Re: [RFC PATCH v3 0/6] sched/cpufreq: Make schedutil energy aware

From: Peter Zijlstra
Date: Thu Oct 17 2019 - 10:11:37 EST


On Thu, Oct 17, 2019 at 12:11:16PM +0100, Quentin Perret wrote:
> On Thursday 17 Oct 2019 at 11:50:15 (+0200), Peter Zijlstra wrote:
> > Now, the thing is, we use map_util_freq() in more places, and should we
> > not reflect this increase in C for all of them? That is, why is this
> > patch changing get_next_freq() and not map_util_freq().
> >
> > I don't think that question is answered in the Changelogs.
> >
> > Exactly because it does change the energy consumption (it must) should
> > that not also be reflected in the EAS logic?
>
> Right that shouldn't hurt and keep things consistent. That probably
> won't have a huge impact in practice (the boost should be != 0 only when
> the util signals haven't converged IIUC, which is a case where the EAS
> calculation is already 'wrong' anyway), but that still feels like the
> right thing to do.

It only boosts when 'rq->cfs.avg.util' increases while
'rq->cfs.avg.util_est.enqueued' remains unchanged (and util > util_est
obv).

This condition can be true for select_task_rq_fair(), because that is
ran before we do enqueue_task_fair() (for obvious raisins).

> > I'm still thinking about the exact means you're using to raise C; that
> > is, the 'util - util_est' as cost_margin. It hurts my brain still.
>
> +1 ...

cost_i = capacity_i / power_i ; for the i-th OPP

We then do: 'x = util - util_avg' and use that on the first
OPP >= min_freq:

cost(x) = cost_j + cost_j * x ; freq_j >= min_freq
= cost_j * (1 + x)

And then we find the highest OPP that has:

cost_k <= cost(x)

Now, 'P = C*V^2*f', which under 'V ~ f' turns into 'P ~ f^3'.

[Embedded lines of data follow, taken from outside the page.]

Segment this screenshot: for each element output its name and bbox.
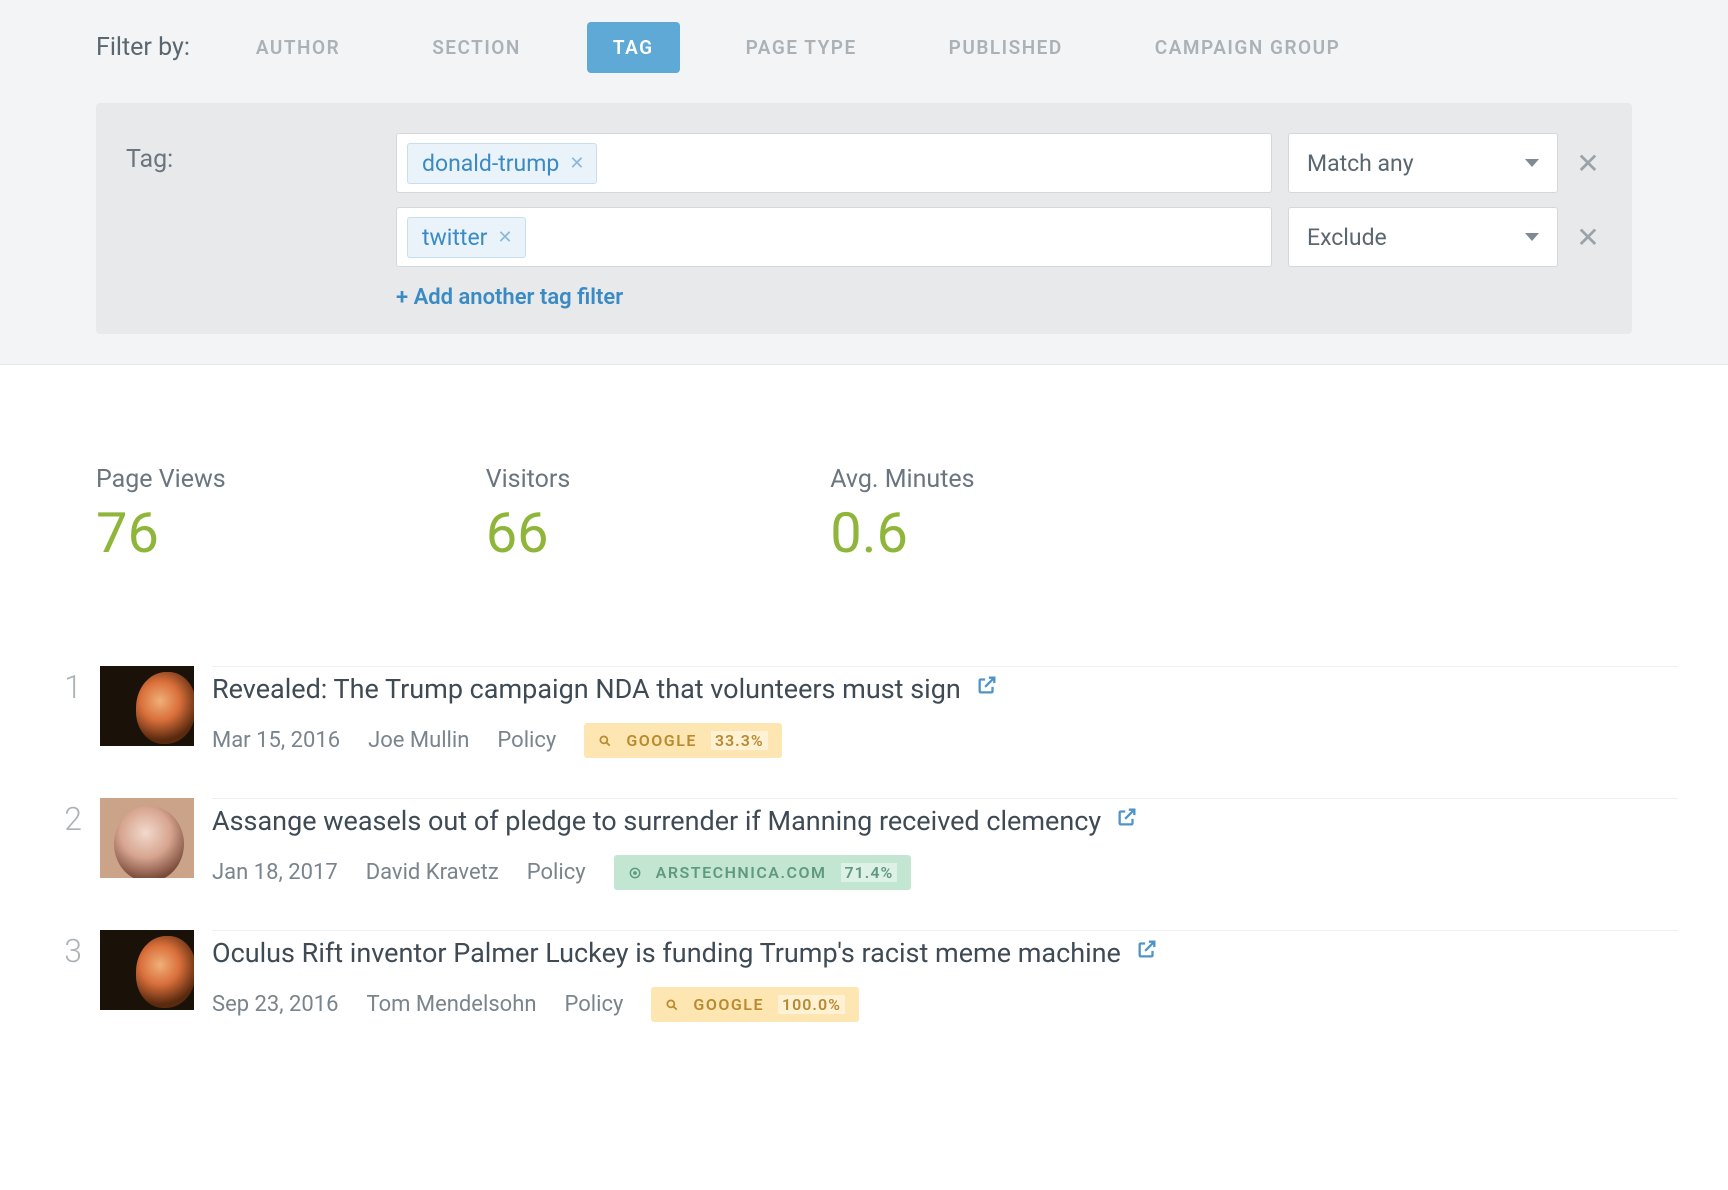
referrer-badge[interactable]: Google 33.3% [584, 723, 781, 758]
external-link-icon[interactable] [976, 674, 998, 702]
search-icon [665, 998, 679, 1012]
article-row: 3 Oculus Rift inventor Palmer Luckey is … [50, 930, 1678, 1022]
tag-chip-label: donald-trump [422, 150, 559, 177]
stat-value: 66 [486, 500, 571, 566]
referrer-badge[interactable]: Google 100.0% [651, 987, 858, 1022]
article-author[interactable]: Tom Mendelsohn [367, 992, 537, 1017]
stat-avg-minutes: Avg. Minutes 0.6 [830, 465, 974, 566]
article-rank: 1 [50, 666, 82, 706]
article-row: 1 Revealed: The Trump campaign NDA that … [50, 666, 1678, 758]
article-section[interactable]: Policy [527, 860, 586, 885]
article-headline[interactable]: Oculus Rift inventor Palmer Luckey is fu… [212, 937, 1121, 969]
article-meta: Sep 23, 2016 Tom Mendelsohn Policy Googl… [212, 987, 1678, 1022]
tag-filter-label: Tag: [126, 133, 386, 310]
tag-filter-row: twitter ✕ Exclude ✕ [396, 207, 1602, 267]
article-author[interactable]: David Kravetz [366, 860, 499, 885]
filter-tab-published[interactable]: Published [923, 22, 1089, 73]
tag-chip-label: twitter [422, 224, 487, 251]
article-section[interactable]: Policy [497, 728, 556, 753]
filter-region: Filter by: Author Section Tag Page Type … [0, 0, 1728, 365]
referrer-pct: 100.0% [778, 995, 845, 1014]
tag-mode-value: Match any [1307, 150, 1414, 177]
remove-chip-icon[interactable]: ✕ [497, 227, 512, 248]
stat-label: Visitors [486, 465, 571, 494]
article-headline[interactable]: Revealed: The Trump campaign NDA that vo… [212, 673, 961, 705]
tag-mode-select[interactable]: Match any [1288, 133, 1558, 193]
filter-tab-page-type[interactable]: Page Type [720, 22, 883, 73]
chevron-down-icon [1525, 233, 1539, 241]
tag-mode-value: Exclude [1307, 224, 1387, 251]
article-date: Mar 15, 2016 [212, 728, 340, 753]
remove-row-icon[interactable]: ✕ [1574, 147, 1602, 180]
remove-row-icon[interactable]: ✕ [1574, 221, 1602, 254]
chevron-down-icon [1525, 159, 1539, 167]
referrer-badge[interactable]: arstechnica.com 71.4% [614, 855, 912, 890]
target-icon [628, 866, 642, 880]
filter-by-label: Filter by: [96, 33, 190, 62]
remove-chip-icon[interactable]: ✕ [569, 153, 584, 174]
referrer-pct: 71.4% [841, 863, 898, 882]
article-list: 1 Revealed: The Trump campaign NDA that … [0, 626, 1728, 1102]
filter-tab-author[interactable]: Author [230, 22, 366, 73]
stat-value: 76 [96, 500, 226, 566]
add-tag-filter-button[interactable]: + Add another tag filter [396, 281, 1602, 310]
external-link-icon[interactable] [1116, 806, 1138, 834]
tag-mode-select[interactable]: Exclude [1288, 207, 1558, 267]
tag-chip: twitter ✕ [407, 217, 526, 258]
tag-input[interactable]: donald-trump ✕ [396, 133, 1272, 193]
filter-tab-tag[interactable]: Tag [587, 22, 680, 73]
external-link-icon[interactable] [1136, 938, 1158, 966]
article-date: Sep 23, 2016 [212, 992, 339, 1017]
article-row: 2 Assange weasels out of pledge to surre… [50, 798, 1678, 890]
article-rank: 3 [50, 930, 82, 970]
article-author[interactable]: Joe Mullin [368, 728, 469, 753]
tag-filter-panel: Tag: donald-trump ✕ Match any ✕ [96, 103, 1632, 334]
stat-page-views: Page Views 76 [96, 465, 226, 566]
stat-visitors: Visitors 66 [486, 465, 571, 566]
tag-input[interactable]: twitter ✕ [396, 207, 1272, 267]
stats-row: Page Views 76 Visitors 66 Avg. Minutes 0… [0, 365, 1728, 626]
stat-value: 0.6 [830, 500, 974, 566]
article-rank: 2 [50, 798, 82, 838]
stat-label: Page Views [96, 465, 226, 494]
filter-tabs: Filter by: Author Section Tag Page Type … [0, 0, 1728, 103]
referrer-source: arstechnica.com [656, 863, 827, 882]
filter-tab-section[interactable]: Section [406, 22, 547, 73]
article-thumbnail[interactable] [100, 798, 194, 878]
search-icon [598, 734, 612, 748]
referrer-source: Google [693, 995, 764, 1014]
referrer-source: Google [626, 731, 697, 750]
filter-tab-campaign-group[interactable]: Campaign Group [1129, 22, 1367, 73]
article-meta: Jan 18, 2017 David Kravetz Policy arstec… [212, 855, 1678, 890]
article-thumbnail[interactable] [100, 666, 194, 746]
tag-filter-row: donald-trump ✕ Match any ✕ [396, 133, 1602, 193]
article-meta: Mar 15, 2016 Joe Mullin Policy Google 33… [212, 723, 1678, 758]
tag-chip: donald-trump ✕ [407, 143, 597, 184]
article-section[interactable]: Policy [565, 992, 624, 1017]
article-date: Jan 18, 2017 [212, 860, 338, 885]
referrer-pct: 33.3% [711, 731, 768, 750]
article-headline[interactable]: Assange weasels out of pledge to surrend… [212, 805, 1101, 837]
stat-label: Avg. Minutes [830, 465, 974, 494]
article-thumbnail[interactable] [100, 930, 194, 1010]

(this assumption is important because we don't have V_i, but know that
when f increases, V also increases and the linear relation is the
simplest)

This then gives us:

capacity_i = f_i / f_max
power_i ~ f_i ^ 3
cost_i = capacity_i / power_i
~ (f_i / f_max) / f_i^3
~ 1 / (f_max * f_i^2)

(your changelog already called if efficiency, but then went on calling
it cost; as per the above, you see that higher frequencies have lower
efficiency, as expected)

cost(x) then turns into something like:

cost(x) = cost_j * (1 + x)
~ (1 + x) / (f_max * f_j^2)

We then get the following equation (assuming inf. OPPs):

cost_k = cost(x)

1 / (f_max * f_k^2) = (1 + x) / (f_max * f_j^2)

>From which we can solve f_k:

f_k = f_j / sqrt(1 + x) ; x = util - util_est

Which, given positive 'x' results in f_k < f_j, IOW. we're selecting a
lower frequency.

Given that 'cost' really is efficiency, and we've made the equations
about selecting a higher efficiency, that makes sense in so far that it
would always end up at the knee in the graph (our most efficient OPP).

Is this really what we're wanting to do?